Philosophical wisdom seeks to discover what man is in all his dimensions. It takes as its starting point our fundamental human experiences (work and love, for example) and reaches its culmination in an ultimate inquiry, namely the discovery of the existence of a First Being, the source of everything that exists.
Theological wisdom is a reflection in faith, starting from Scripture and the Tradition of the Church, on the mystery of God revealed in Jesus Christ. It seeks to grasp the meaning of the Word of God. It studies how, through His Word, God reveals His mystery progressively throughout history. It also looks at how God’s revelation, received and welcomed by His people, proceeds from God’s love for mankind and gives rise in us to a free and loving response.
Mystical wisdom is different from the other two in that it is not acquired through study.
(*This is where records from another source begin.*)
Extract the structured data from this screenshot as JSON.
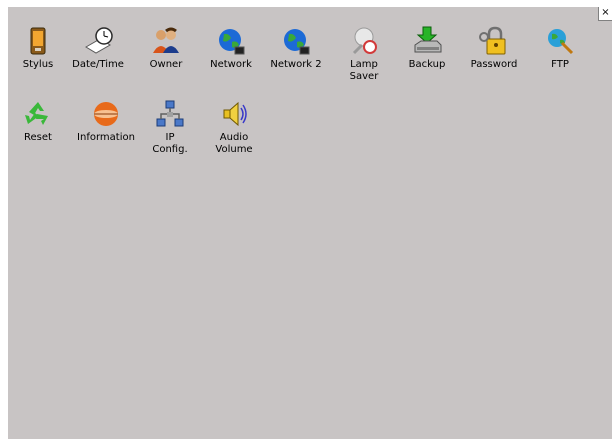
{
  "window": {
    "close_glyph": "×"
  },
  "items": [
    {
      "label": "Stylus",
      "icon": "stylus-icon"
    },
    {
      "label": "Date/Time",
      "icon": "clock-icon"
    },
    {
      "label": "Owner",
      "icon": "owner-icon"
    },
    {
      "label": "Network",
      "icon": "network-globe-icon"
    },
    {
      "label": "Network 2",
      "icon": "network-globe-icon"
    },
    {
      "label": "Lamp\nSaver",
      "icon": "lamp-saver-icon"
    },
    {
      "label": "Backup",
      "icon": "backup-drive-icon"
    },
    {
      "label": "Password",
      "icon": "password-lock-icon"
    },
    {
      "label": "FTP",
      "icon": "ftp-icon"
    },
    {
      "label": "Reset",
      "icon": "recycle-icon"
    },
    {
      "label": "Information",
      "icon": "information-icon"
    },
    {
      "label": "IP\nConfig.",
      "icon": "ip-config-icon"
    },
    {
      "label": "Audio\nVolume",
      "icon": "speaker-icon"
    }
  ]
}
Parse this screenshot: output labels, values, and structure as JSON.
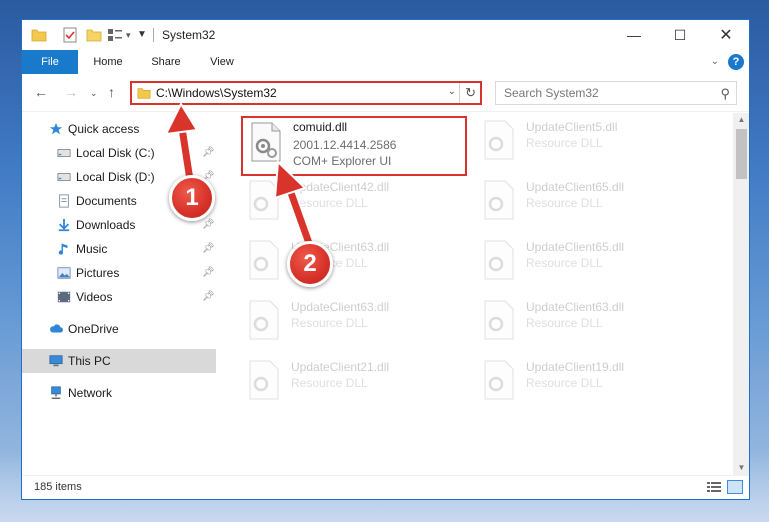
{
  "window": {
    "title": "System32",
    "controls": {
      "minimize": "—",
      "maximize": "☐",
      "close": "✕"
    }
  },
  "ribbon": {
    "tabs": [
      "File",
      "Home",
      "Share",
      "View"
    ],
    "help": "?"
  },
  "address_bar": {
    "path": "C:\\Windows\\System32",
    "search_placeholder": "Search System32"
  },
  "sidebar": {
    "items": [
      {
        "label": "Quick access",
        "icon": "star-icon",
        "pinned": false
      },
      {
        "label": "Local Disk (C:)",
        "icon": "drive-icon",
        "pinned": true
      },
      {
        "label": "Local Disk (D:)",
        "icon": "drive-icon",
        "pinned": true
      },
      {
        "label": "Documents",
        "icon": "documents-icon",
        "pinned": true
      },
      {
        "label": "Downloads",
        "icon": "download-icon",
        "pinned": true
      },
      {
        "label": "Music",
        "icon": "music-icon",
        "pinned": true
      },
      {
        "label": "Pictures",
        "icon": "pictures-icon",
        "pinned": true
      },
      {
        "label": "Videos",
        "icon": "videos-icon",
        "pinned": true
      },
      {
        "label": "OneDrive",
        "icon": "cloud-icon",
        "pinned": false
      },
      {
        "label": "This PC",
        "icon": "computer-icon",
        "pinned": false,
        "selected": true
      },
      {
        "label": "Network",
        "icon": "network-icon",
        "pinned": false
      }
    ]
  },
  "files": [
    {
      "name": "comuid.dll",
      "version": "2001.12.4414.2586",
      "description": "COM+ Explorer UI",
      "highlighted": true
    },
    {
      "name": "UpdateClient5.dll",
      "version": "",
      "description": "Resource DLL",
      "faded": true
    },
    {
      "name": "UpdateClient42.dll",
      "version": "",
      "description": "Resource DLL",
      "faded": true
    },
    {
      "name": "UpdateClient65.dll",
      "version": "",
      "description": "Resource DLL",
      "faded": true
    },
    {
      "name": "UpdateClient63.dll",
      "version": "",
      "description": "Resource DLL",
      "faded": true
    },
    {
      "name": "UpdateClient65.dll",
      "version": "",
      "description": "Resource DLL",
      "faded": true
    },
    {
      "name": "UpdateClient63.dll",
      "version": "",
      "description": "Resource DLL",
      "faded": true
    },
    {
      "name": "UpdateClient63.dll",
      "version": "",
      "description": "Resource DLL",
      "faded": true
    },
    {
      "name": "UpdateClient21.dll",
      "version": "",
      "description": "Resource DLL",
      "faded": true
    },
    {
      "name": "UpdateClient19.dll",
      "version": "",
      "description": "Resource DLL",
      "faded": true
    }
  ],
  "status": {
    "item_count": "185 items"
  },
  "annotations": {
    "step1": "1",
    "step2": "2",
    "color": "#d9342b"
  },
  "colors": {
    "accent": "#1979ca",
    "highlight": "#d9342b",
    "selected_bg": "#d9d9d9"
  }
}
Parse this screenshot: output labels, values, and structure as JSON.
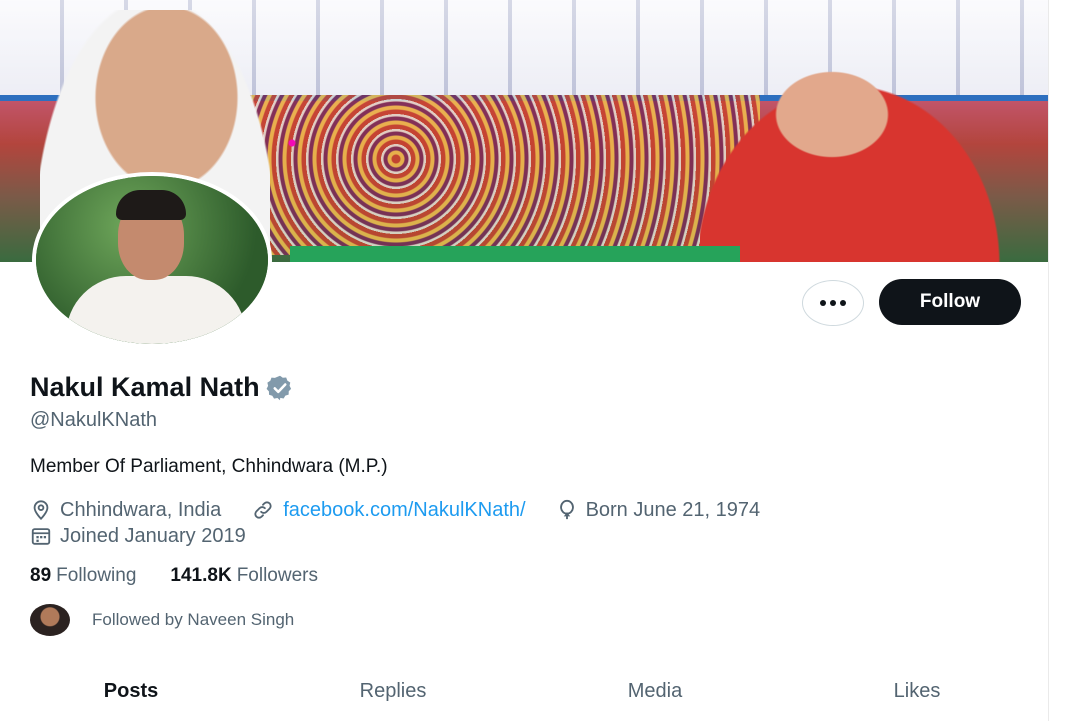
{
  "profile": {
    "name": "Nakul Kamal Nath",
    "handle": "@NakulKNath",
    "bio": "Member Of Parliament, Chhindwara (M.P.)",
    "location": "Chhindwara, India",
    "website": "facebook.com/NakulKNath/",
    "birthday": "Born June 21, 1974",
    "joined": "Joined January 2019",
    "verified_icon": "verified-badge-icon"
  },
  "actions": {
    "more_label": "···",
    "follow_label": "Follow"
  },
  "stats": {
    "following_count": "89",
    "following_label": "Following",
    "followers_count": "141.8K",
    "followers_label": "Followers"
  },
  "followed_by": "Followed by Naveen Singh",
  "tabs": [
    {
      "label": "Posts"
    },
    {
      "label": "Replies"
    },
    {
      "label": "Media"
    },
    {
      "label": "Likes"
    }
  ],
  "colors": {
    "accent": "#1d9bf0",
    "text": "#0f1419",
    "muted": "#536471",
    "follow_bg": "#0f1419"
  }
}
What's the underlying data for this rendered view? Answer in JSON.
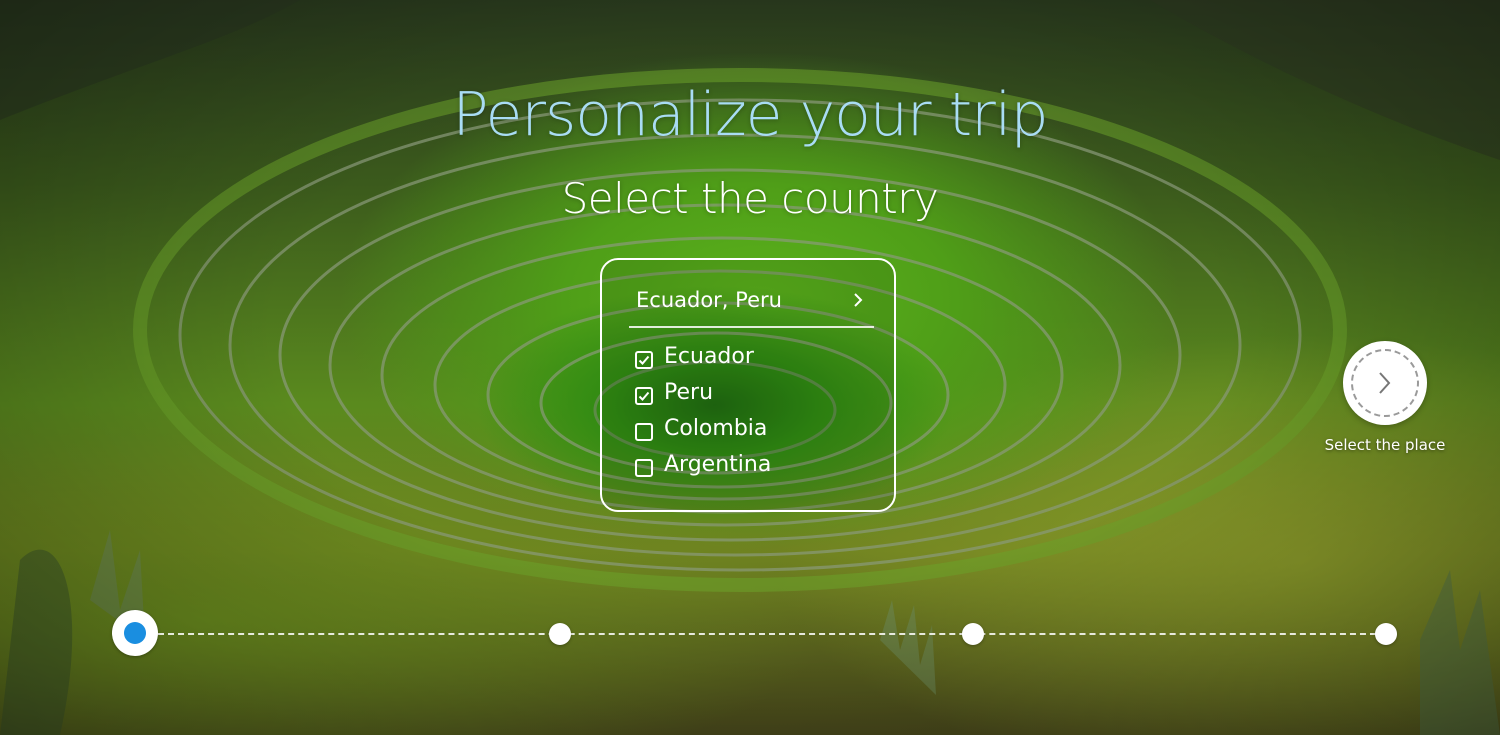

It is a grace given by the Holy Spirit to the humble, to those who welcome God’s love and want to respond to it fully. Through mystical wisdom, the Holy Spirit leads these people more deeply into the mystery of God.
‘The wisdom named among the gifts of the Holy Spirit is distinct from the wisdom found among the intellectual virtues. This second wisdom is acquired through study, but the first ‘comes from on high’, as Saint James puts it. This also distinguishes it from faith, since faith accepts divine truth as it is. But the gift of wisdom enables judgement according to divine truth”.* Yet the priority accorded this wisdom does not lead the Angelic Doctor to overlook the presence of two other complementary forms of wisdom—philosophical wisdom, which is based upon the capacity of the intellect, for all its natural limitations, to explore reality, and theological wisdom, which is based upon Revelation and which explores the contents of faith, entering the very mystery of God.’
John Paul II, Fides et Ratio, n°44
* St Thomas Aquinas, Summa Theologiae, II-II, Q. 45, a. 1, ad 2.